I tried different ways to get this done, but unable to do so. Please help here. I am trying to explode a nested json list using python pd.json_normalize. After exploding the output is coming in two rows causing duplicate PKeys. My data is below and i am trying to get a single record with "id" as pkey and values in the nested list
{
"data": [
{
"id": "123456",
"created_by": "[email protected]",
"created_at": "2023-12-11",
"modified_by": "[email protected]",
"modified_at": "2023-12-11",
"rg": {
"id": "xyz234",
"parent_id": "cpqrst",
"account_id": "ntb1we"
},
"values": [
{
"value1": 100,
"value2": 101,
"value10": {
"valueid": "btqns"
}
},
{
"value1": 200,
"value2": 201,
"value10": {
"valueid": "apqns"
}
}
],
"page_info": {
"page": 1,
"per_page": 100,
"total_pages": 286,
"total_count": 28580
}
}
]
}
my code as below to normalize and explode
response = requests.get(getURL, params={"page": page}, headers=headers)

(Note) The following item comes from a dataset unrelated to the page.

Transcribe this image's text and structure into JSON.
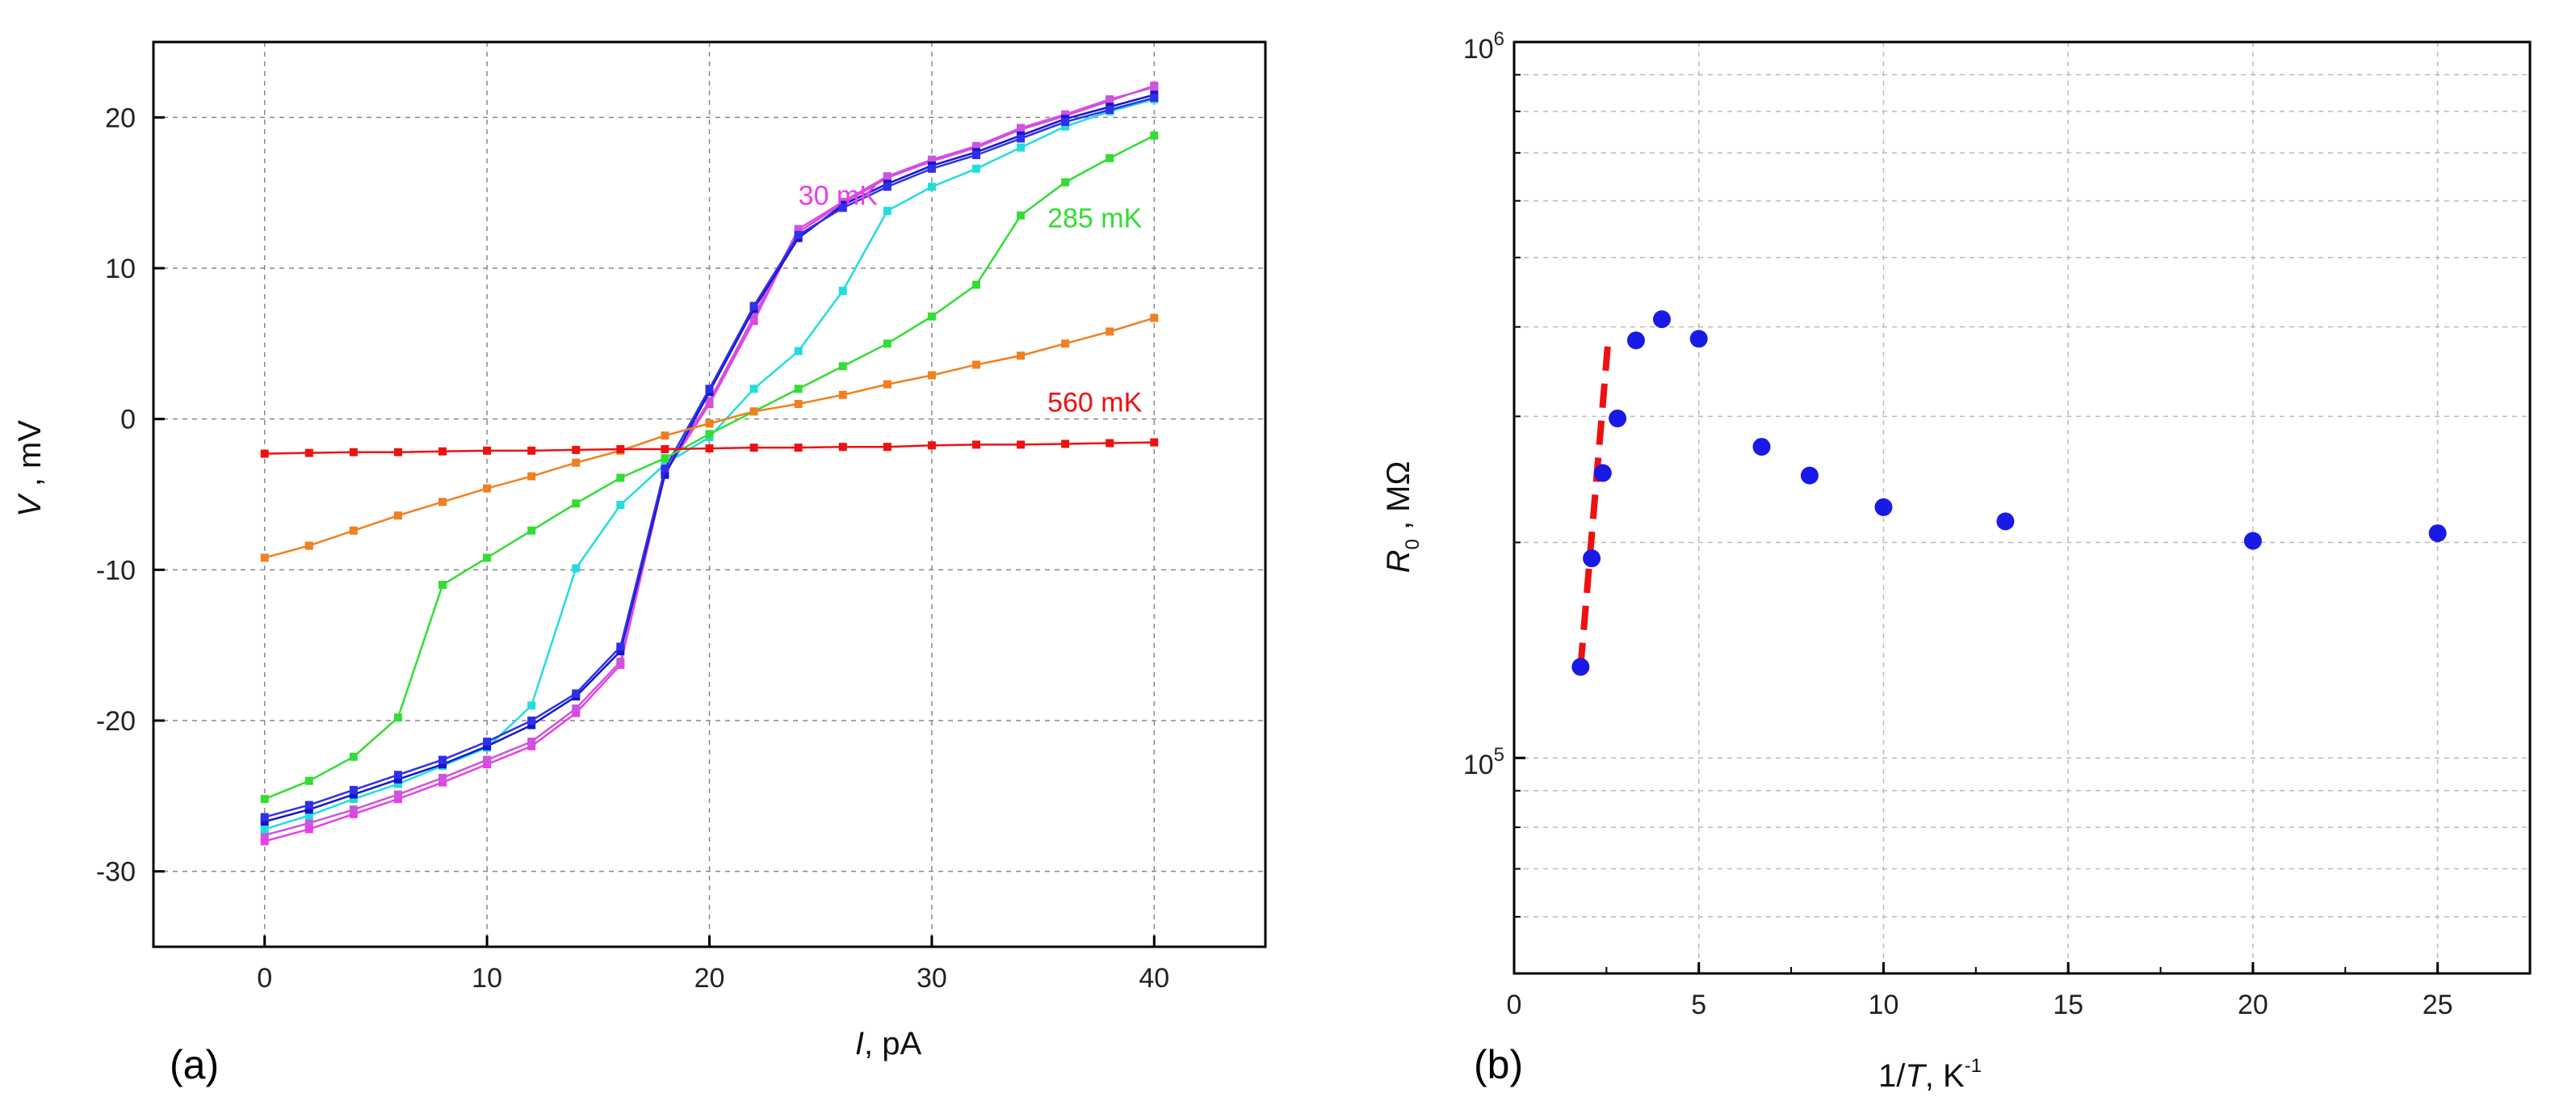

if response.status_code == 200:
json_data = response.json()
target_schema = StructType([StructField(.................. StructField('version', LongType(), True)])
normalized_data = pd.json_normalize(json_data,["data"],"page_info"]).explode("values").reset_index(drop=True)
JSONdf = json.dumps(json.loads(normalized_data.to_json(orient="records")))
results.append(JSONdf)
###########################modified code that worked################################
data_df = json_normalize(json_data['data'],sep='_')
data_df.columns = [f"{col}_data" for col in data_df.columns]
df =
json_normalize(json_data['data'],'values',sep='_')
df.columns = [f"{col}_tran" for col in df.columns]
result_df = pd.concat([data_df,df],axis=1)
###############################################
This provides data in the format as below with id value 123456 repeating twice for values
Current output with id 123456 repeating in 2 rows for values.value1 and values.value2
desired output is to have a single row with id 123456 for values column having the entire list
Any help greatly appreciated in getting the desired output. I tried all possible ways but could not get the desired output.